Self-denial. And an obsession. For three days, all Marlene could think about was the cellar and the leather-covered monolith. She was curious, but she was also scared. And fear acted as a trigger to her curiosity.
For three days, the monolith was her first thought when she woke up and the last one before she went to sleep.
For three days, Marlene tried to stifle her curiosity. It was none of her business. There was nothing under the cloth. Some old piece of furniture. Junk.
Did she really want Simon Keller to catch her down there? In the only room under lock and key in the entire maso? How would he react to such an intrusion?
There was nothing under that cloth. Nothing.
And yet . . . And yet there was something in that cellar she could only guess at. Something (and this was what finally convinced her to steal Simon Keller’s key) she did not want to see.
And she had sworn to herself that it would never happen again. No more lies. No more fairy tales.
Right. Precisely.
Lies to avoid facing reality. Marlene was a champion at the sport. Like when she had realised she was pregnant. It had taken her a while to come to terms with the idea. She was about to become a mother. She would give birth to a child. Had she been happy? Radiant? Of course, but only later.
At first, she had spent days acting as if nothing was happening. She had hidden her head under the blankets.
It seemed crazy in retrospect, but that was what she had done. She had tried to erase her child. If you ignore it, then it doesn’t exist. But Klaus wanted to live.
He was there. With her.
And he had fought.
Marlene had dreamt about him. A beautiful newborn baby, waving his arms as though he wanted to be picked up. She had woken drenched in sweat, scared but happy, terrified but in seventh heaven. She had cried silently while Wegener slept. And, once she had calmed down, she had vowed: no more lies. Because her entire life was a lie. The Thieving Magpie. The mice in the walls. You’re pregnant, she had thought. You’re about to become a mother.

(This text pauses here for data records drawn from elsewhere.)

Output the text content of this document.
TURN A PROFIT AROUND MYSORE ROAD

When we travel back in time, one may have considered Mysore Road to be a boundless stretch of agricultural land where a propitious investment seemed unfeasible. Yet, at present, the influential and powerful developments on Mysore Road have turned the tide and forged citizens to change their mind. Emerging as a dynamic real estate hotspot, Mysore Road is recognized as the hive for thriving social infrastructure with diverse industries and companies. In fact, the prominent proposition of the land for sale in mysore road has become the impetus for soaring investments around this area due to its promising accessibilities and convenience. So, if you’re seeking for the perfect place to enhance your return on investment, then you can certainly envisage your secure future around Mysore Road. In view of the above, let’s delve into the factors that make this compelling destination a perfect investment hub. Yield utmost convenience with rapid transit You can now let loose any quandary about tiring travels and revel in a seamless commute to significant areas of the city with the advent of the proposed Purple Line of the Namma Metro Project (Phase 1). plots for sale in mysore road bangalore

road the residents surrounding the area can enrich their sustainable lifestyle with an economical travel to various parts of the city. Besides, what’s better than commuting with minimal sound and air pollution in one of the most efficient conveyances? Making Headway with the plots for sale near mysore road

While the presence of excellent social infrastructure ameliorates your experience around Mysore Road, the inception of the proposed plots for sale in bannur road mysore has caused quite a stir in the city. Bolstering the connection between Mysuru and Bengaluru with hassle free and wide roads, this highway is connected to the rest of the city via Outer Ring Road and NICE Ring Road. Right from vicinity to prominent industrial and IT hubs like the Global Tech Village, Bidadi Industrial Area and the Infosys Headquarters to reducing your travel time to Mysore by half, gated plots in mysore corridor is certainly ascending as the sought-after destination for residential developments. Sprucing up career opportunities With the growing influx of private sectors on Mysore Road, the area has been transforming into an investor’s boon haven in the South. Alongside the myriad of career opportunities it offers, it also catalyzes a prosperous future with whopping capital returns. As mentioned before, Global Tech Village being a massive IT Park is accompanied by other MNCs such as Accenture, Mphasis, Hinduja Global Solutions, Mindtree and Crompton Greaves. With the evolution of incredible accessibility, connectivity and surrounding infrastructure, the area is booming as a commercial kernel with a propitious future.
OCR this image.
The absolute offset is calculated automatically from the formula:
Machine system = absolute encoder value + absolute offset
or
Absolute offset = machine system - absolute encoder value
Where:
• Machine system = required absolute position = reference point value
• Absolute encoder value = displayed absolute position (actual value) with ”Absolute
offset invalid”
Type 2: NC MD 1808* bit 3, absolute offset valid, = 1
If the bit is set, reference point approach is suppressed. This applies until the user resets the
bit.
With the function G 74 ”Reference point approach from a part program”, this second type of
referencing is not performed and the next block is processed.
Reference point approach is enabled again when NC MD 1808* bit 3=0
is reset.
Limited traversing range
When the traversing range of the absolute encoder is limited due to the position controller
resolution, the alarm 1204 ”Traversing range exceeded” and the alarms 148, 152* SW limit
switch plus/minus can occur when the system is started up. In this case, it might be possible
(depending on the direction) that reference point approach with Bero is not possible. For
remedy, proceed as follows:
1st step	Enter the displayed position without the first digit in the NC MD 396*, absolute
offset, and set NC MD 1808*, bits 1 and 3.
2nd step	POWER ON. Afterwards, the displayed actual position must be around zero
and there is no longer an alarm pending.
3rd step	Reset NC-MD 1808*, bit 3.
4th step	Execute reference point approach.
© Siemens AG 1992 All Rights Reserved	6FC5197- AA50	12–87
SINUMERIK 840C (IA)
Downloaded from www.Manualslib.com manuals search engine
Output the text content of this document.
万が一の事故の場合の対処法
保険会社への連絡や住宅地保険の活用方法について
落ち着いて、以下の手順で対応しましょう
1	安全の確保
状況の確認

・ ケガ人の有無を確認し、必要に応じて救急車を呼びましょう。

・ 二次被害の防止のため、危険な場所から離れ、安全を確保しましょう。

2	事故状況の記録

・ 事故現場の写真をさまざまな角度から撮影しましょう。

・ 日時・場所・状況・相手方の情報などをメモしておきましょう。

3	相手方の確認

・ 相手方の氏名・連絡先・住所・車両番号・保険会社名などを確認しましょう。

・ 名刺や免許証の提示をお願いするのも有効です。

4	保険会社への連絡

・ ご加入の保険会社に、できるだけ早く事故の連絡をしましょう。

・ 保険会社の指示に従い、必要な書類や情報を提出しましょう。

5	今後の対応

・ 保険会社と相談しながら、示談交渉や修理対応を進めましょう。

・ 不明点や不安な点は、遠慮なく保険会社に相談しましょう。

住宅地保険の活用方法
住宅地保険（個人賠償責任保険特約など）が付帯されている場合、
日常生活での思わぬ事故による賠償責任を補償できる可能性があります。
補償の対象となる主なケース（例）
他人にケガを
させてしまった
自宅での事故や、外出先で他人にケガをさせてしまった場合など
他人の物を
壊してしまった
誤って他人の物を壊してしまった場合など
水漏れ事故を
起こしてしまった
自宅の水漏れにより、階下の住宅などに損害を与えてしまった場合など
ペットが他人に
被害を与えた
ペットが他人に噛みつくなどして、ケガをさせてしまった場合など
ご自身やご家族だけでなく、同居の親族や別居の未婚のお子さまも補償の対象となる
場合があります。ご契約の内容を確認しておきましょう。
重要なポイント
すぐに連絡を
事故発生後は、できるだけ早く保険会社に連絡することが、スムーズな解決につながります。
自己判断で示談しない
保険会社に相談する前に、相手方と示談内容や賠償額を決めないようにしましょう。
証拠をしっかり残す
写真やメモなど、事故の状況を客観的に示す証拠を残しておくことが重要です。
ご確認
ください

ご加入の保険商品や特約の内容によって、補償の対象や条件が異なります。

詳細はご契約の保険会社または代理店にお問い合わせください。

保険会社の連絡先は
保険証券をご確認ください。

A mother doesn’t live in fairy-tale land. A mother faces reality. Like Gretel the Brave. Not like Hansel. That whining child Hansel.
A mother does what Gretel the Brave does. She accepts reality and acts on it. Look around, she had told herself. Look at the villa. The cars in the garage. The jewellery.
Look at the photographs of your husband. His arrogant eyes. That cruel streak that never leaves him. His bloodstained hands. Do you really want your child to grow up like that?
To become . . . Kobold?
And that was how Marlene had become Marlene the Brave and started plotting the escape that had brought her here. Klaus had taught her to face the world.
On the fourth day of her self-denial period, she stole the key.